Camel Shrimp - Rhynchocinetes uritai Taxonomy:
Camel Shrimp belongs to the Kingdom Animalia, Phylum Arthropoda, Class Crustacea, Order Decapoda, Family Rhynchocinetidae, Genus Rhynchocinetes and species uritai. Scientific names:
The scientific name of Camel Shrimp is Rhynchocinetes uritai. Other common names:
Camel Shrimp is also commonly known as Camelback Shrimp, Hinge Beak Shrimp, Dancing Shrimp, Candy Shrimp, Humpback Shrimp and Peppermint Shrimp. Origin or natural range:
Rhynchocinetes uritai is found in the Indo-Pacific region. Size:
Camel Shrimp may grow up to a size of two inches. Color:
Rhynchocinetes uritai occurs in red and white colors. Compatibility:
Camel Shrimp is non-aggressive towards the other marine aquarium members. Habit & Habitat:
- Rhynchocinetes uritai is found in small groups in rock crevices, rocky overhangs, coral rubble and rock caves.

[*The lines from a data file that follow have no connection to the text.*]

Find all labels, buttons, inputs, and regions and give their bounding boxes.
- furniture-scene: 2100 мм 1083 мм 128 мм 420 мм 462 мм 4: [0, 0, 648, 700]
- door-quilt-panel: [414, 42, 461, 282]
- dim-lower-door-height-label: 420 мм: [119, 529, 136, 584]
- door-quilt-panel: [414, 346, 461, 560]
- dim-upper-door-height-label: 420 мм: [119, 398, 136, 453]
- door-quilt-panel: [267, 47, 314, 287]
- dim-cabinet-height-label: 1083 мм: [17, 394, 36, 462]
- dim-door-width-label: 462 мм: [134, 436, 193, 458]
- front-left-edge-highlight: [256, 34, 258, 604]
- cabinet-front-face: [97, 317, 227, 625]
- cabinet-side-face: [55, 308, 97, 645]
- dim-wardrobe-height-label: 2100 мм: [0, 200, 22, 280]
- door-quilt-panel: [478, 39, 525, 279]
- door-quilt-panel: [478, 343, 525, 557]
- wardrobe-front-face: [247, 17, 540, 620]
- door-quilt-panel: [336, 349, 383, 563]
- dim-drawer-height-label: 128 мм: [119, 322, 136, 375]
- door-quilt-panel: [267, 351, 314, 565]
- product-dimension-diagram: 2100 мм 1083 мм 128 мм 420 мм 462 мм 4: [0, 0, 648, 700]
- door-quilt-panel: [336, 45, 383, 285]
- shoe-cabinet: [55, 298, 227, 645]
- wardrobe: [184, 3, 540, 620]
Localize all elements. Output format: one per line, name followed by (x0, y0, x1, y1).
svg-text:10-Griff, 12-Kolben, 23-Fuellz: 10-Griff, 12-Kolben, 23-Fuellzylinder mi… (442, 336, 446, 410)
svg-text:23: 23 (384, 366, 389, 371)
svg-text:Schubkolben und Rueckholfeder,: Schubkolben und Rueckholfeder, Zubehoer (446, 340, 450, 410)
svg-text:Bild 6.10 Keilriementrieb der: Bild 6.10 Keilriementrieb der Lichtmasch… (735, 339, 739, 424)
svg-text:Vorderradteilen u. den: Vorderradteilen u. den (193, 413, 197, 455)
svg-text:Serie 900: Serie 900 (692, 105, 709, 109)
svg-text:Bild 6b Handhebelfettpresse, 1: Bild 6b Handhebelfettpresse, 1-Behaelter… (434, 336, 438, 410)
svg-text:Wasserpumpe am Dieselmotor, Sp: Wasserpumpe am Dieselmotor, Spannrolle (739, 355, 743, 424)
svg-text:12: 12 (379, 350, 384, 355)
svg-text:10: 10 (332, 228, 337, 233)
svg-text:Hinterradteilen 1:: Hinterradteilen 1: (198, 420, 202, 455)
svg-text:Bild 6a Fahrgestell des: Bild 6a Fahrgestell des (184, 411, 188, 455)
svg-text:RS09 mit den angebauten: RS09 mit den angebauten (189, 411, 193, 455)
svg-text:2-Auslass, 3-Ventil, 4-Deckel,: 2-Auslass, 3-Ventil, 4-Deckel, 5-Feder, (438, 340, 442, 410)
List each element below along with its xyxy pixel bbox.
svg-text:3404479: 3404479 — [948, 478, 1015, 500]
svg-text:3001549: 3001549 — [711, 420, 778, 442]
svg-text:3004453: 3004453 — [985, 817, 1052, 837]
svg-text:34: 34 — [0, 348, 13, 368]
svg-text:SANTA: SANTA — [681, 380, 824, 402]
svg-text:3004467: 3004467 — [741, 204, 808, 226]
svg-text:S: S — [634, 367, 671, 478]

- Camel Shrimp needs to undergo molting as it grows. Molting is a process in which Rhynchocinetes uritai sheds its current and tight exoskeleton to replace it with a new and larger one. Camel Shrimp molts at night when the shrimp lies down on its back and leaves out the old exoskeleton. The new exoskeleton is then secreted by its body which forms and hardens completely in a few hours time.
- Rhynchocinetes uritai hides in rock crevices or rock caves during the molting process to allow the new exoskeleton to form completely and harden.
- Camel Shrimp is hardy.
- The carapace on the body of Rhynchocinetes uritai is striped in red and white colors.
- Camel Shrimp has a moveable beak, called rostrum, which is generally turned upwards.
- The male Rhynchocinetes uritai have larger claws, called as Chelipeds, than their female counterparts.
- Growth enabling environment in your marine aquarium:
- Temperature of water: Seventy-two to seventy-eight degrees Fahrenheit.
- Specific gravity of water: 1.023 to 1.025.
- pH of water: 8.10 to 8.40.
- Habit & habitat:
- To host Camel Shrimp, you should have a marine aquarium with a minimum water capacity of ten Gallons.
- You may keep more than one Rhynchocinetes uritai in your marine aquarium having non-stinging corals and stinging anemones.
- Camel Shrimp adjusts to its new marine aquarium environment in a few hours time.
- Feeding & Nutrition: Rhynchocinetes uritai is Carnivorous in feeding habit and eats detritus, phytoplankton, zooplankton and the frozen meaty bits of seafood found on sand.
- Benefits: Camel Shrimp looks for food in the sand by ploughing it and thereby aerating it well.
- Camel Shrimp is easy to maintain owing to its non-poisonous nature.
- Add Iodine as dietary supplement for Rhynchocinetes uritai to smoothen up its molting process.
- High levels of Copper and Nitrates in your marine aquarium may prove detrimental to the health of Camel Shrimp therein.
- Rhynchocinetes uritai is quite vulnerable during molting and should not be disturbed.
- Any fluctuations in the water quality may adversely affect the health of Camel Shrimp.
Rhynchocinetes uritai may attack Colonial Anemones, Disc Anemones, Leather Corals, Mushroom Corals and Soft Corals in your reef type marine aquarium. Therefore, either keep only the corals and anemones that are not attacked by Camel Shrimp or, keep Rhynchocinetes uritai in a fish only marine aquarium rather than a reef type marine aquarium.